La réponse réside dans la mutualisation. Cette dernière répond à une nécessité que personne ne nie ; en effet, tout le monde sait que l'intercommunalité s'est développée depuis 25 ans et la loi du 6 février 1992 relative à l'administration territoriale de la République (ATR), dite loi Joxe, car elle représentait à l'époque le seul moyen d'inciter les élus à coopérer pour l'exercice de compétences dépassant le cadre de leur commune. L'Union européenne (UE) comprend 28 pays, mais 42 % de ses communes se situent en France. Dans notre pays, la population moyenne d'une commune ne dépasse pas 1 700 habitants, alors ce niveau dépasse 50 000 personnes dans cinq pays de l'UE ; la Constitution néerlandaise dispose qu'une commune doit compter au moins 25 000 habitants. Seule la République tchèque montre une moyenne proche de la nôtre. La loi Chevènement constituait donc une réelle avancée et elle avait d'ailleurs été approuvée par 80 % des parlementaires, alors que l'Assemblée nationale et le Sénat disposaient de majorités politiques différentes.

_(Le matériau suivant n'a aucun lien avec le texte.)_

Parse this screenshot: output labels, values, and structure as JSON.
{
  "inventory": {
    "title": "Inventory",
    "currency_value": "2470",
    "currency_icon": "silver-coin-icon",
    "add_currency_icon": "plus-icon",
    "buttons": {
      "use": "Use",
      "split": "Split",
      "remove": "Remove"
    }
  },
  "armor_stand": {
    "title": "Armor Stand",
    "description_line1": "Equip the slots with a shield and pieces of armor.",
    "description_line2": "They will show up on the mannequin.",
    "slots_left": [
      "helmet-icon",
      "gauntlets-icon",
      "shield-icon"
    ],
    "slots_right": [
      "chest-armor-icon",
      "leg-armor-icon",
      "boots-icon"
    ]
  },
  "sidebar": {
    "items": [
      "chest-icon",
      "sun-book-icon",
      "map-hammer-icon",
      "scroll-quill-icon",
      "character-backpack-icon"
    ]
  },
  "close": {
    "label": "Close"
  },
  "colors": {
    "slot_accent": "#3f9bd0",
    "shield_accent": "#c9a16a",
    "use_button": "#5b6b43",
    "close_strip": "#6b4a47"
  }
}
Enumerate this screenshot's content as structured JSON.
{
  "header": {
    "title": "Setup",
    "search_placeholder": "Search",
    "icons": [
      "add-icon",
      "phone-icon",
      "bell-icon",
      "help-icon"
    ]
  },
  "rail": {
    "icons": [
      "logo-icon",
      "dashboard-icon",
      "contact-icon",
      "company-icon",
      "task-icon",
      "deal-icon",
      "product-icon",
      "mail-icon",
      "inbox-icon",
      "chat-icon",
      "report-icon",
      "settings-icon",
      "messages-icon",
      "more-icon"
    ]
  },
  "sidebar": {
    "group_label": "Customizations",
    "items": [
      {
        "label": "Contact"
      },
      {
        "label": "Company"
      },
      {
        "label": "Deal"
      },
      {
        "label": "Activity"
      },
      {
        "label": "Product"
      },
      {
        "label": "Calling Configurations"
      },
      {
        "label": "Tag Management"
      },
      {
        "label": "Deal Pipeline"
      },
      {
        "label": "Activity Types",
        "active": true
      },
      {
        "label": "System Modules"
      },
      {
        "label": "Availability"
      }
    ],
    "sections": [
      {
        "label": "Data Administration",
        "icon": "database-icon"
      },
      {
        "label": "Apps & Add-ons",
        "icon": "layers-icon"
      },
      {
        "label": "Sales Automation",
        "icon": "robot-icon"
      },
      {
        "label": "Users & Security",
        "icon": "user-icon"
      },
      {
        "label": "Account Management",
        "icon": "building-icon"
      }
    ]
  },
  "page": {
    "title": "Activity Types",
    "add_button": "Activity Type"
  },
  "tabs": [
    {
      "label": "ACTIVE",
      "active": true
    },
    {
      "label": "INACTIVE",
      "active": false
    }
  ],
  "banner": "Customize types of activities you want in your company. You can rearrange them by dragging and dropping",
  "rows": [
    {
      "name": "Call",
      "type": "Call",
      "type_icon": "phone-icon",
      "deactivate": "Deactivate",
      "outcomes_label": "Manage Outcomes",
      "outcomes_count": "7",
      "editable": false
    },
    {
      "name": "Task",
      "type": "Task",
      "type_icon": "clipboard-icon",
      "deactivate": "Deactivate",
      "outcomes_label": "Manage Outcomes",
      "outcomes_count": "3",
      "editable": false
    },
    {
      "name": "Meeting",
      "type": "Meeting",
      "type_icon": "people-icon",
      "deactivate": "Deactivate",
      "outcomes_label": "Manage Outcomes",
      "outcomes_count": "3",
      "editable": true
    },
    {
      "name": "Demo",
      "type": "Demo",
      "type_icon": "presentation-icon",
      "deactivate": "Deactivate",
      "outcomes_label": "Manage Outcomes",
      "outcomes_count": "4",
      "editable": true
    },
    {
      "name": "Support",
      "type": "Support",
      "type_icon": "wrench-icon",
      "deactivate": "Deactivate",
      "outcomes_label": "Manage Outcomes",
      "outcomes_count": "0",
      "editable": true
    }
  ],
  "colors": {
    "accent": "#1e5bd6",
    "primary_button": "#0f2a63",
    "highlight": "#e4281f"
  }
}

Aujourd'hui, le regroupement intercommunal est davantage contraint, et il convient d'aller au-delà de la mutualisation car on ne la conçoit que pour le personnel. Or les contraintes géographiques s'imposent dans des intercommunalités à la superficie gigantesque : dans le Lot, département de moyenne montagne, le préfet avait présenté un schéma – refusé par les élus – qui prévoyait l'existence de sept intercommunalités pour ce territoire de 5 250 km2, soit une superficie moyenne de 750 km2 par communauté ! On ne peut pas demander aux agents d'effectuer 100 kilomètres en voiture tous les jours.
Il convient de développer la mutualisation des achats. Le domaine du management dans lequel les collectivités accusent le plus grand retard sur les entreprises – même si celles-là ne doivent pas avoir les mêmes objectifs que celles-ci – est celui des achats. Au moment de la crise des années 1970, les entreprises se sont rendu compte qu'elles ne disposaient pas de la force commerciale de leurs fournisseurs ; dans le monde public, ce manque s'avère encore plus flagrant car aucune communauté humaine n'exerce autant de métiers qu'une commune, compte tenu de son budget et de son personnel. Or la fonction achat est limitée au code des marchés publics ; un règlement de consultation est d'ailleurs très épais, alors qu'un cahier des charges ne dépasse pas une page et demie et se contente souvent, non par collusion mais par paresse, de reproduire les spécifications du fournisseur. La mutualisation appliquée aux achats repose sur la spécialisation des communes membres d'une intercommunalité. Les agents feront du sourcing, c'est-à-dire qu'ils s'approprieront la culture technique des fournisseurs pour comprendre la structure des prix et demander à bénéficier d'une partie des gains de productivité que les entreprises réalisent. Cette mutualisation des achats peut également s'opérer entre le service départemental d'incendie et de secours (SDIS) et le parc de l'équipement, ou entre plusieurs départements – comme en atteste l'expérience conduite dans la région Centre – ou entre un département et de grosses intercommunalités.
En outre, il n'existe pas aujourd'hui, sauf exception, de plan d'investissement intercommunal dans une entité composée d'une ville ou d'un bourg-centre et d'autres communes. En novembre 2012, j'avais suggéré à M. Serge Morvan, alors directeur général des collectivités locales, de mettre en place le coefficient de mutualisation, et j'ai proposé à Mme Lebranchu il y a un an de l'élargir à l'investissement car rien ne justifie que les investissements ne soient pas portés en commun.